On the authority of humanistic psychologist Abraham Maslow, the people’s actions are impelled in order to achieve particular needs. Maslow established his conception in a form of needs’ hierarchy. This hierarchy depicts that people are impelled to accomplish fundamental needs before progressing to other, more advanced needs. The most fundamental needs create the lowest levels of the hierarchy, while the most complex needs are placed at the top of the pyramid. As people advance up the pyramid, their requirements become progressively social and psychological. In fact, the need for friendship, intimacy and love becomes more essential. Then, the requirements of self-esteem and feelings of accomplishment rank in priority.
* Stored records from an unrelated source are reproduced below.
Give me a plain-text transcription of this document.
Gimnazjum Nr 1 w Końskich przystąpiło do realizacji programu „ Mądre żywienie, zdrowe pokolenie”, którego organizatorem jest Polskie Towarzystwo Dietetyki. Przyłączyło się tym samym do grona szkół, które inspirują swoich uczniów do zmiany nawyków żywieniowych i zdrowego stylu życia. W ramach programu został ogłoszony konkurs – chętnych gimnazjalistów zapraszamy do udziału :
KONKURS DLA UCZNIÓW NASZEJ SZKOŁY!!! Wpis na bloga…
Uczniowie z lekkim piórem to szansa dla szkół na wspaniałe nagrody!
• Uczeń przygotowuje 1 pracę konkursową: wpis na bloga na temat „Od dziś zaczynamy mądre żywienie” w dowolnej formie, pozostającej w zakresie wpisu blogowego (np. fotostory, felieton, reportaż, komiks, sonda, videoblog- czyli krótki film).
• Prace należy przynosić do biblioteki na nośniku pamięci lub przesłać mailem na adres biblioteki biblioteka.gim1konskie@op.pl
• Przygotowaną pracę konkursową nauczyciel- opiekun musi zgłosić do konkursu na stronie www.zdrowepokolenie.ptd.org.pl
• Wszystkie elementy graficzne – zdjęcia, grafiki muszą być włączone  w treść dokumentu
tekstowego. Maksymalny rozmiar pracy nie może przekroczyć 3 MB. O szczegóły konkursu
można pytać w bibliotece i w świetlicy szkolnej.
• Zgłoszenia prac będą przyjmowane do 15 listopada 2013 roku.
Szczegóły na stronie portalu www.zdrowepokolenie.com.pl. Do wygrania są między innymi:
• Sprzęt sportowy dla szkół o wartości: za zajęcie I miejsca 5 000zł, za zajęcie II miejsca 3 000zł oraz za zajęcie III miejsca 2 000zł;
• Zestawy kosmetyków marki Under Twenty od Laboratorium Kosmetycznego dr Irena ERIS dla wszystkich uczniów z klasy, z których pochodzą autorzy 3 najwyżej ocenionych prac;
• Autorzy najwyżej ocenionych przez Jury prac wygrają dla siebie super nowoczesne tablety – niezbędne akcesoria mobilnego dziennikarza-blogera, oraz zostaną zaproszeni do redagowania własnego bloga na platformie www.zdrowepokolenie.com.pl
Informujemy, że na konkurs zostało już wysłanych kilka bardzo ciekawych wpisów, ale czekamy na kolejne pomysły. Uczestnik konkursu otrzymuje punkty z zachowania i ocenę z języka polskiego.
Maslow underlined the importance of self-actualization, which is a process of growing and developing as a person in order to achieve individual potential. Maslow’s hierarchy of needs encompasses five levels. Physiological needs incorporate the most fundamental needs that are imperative to endurance, including the need for air, water, nutrition, and sleep. Security needs encompass demands for safety and security, including a desire for stable employment, health care, and shelter from the environment. Social needs encompass needs for belonging, love, and affection. These requirements of companionship and acceptance can be accomplished with the help of such relationships as friendship, romantic attachments, and families. Esteem needs become increasingly crucial after the satisfaction of the first three needs due to the fact that these requirements incorporate the need for things that reflect personal worth, social recognition, self-esteem, and accomplishment. Self-actualizing need is the highest level of hierarchy of needs. Self-actualizing people are self-conscious, engaged in individual development, less interested in the opinions of others, and concerned with realization of their opportunities.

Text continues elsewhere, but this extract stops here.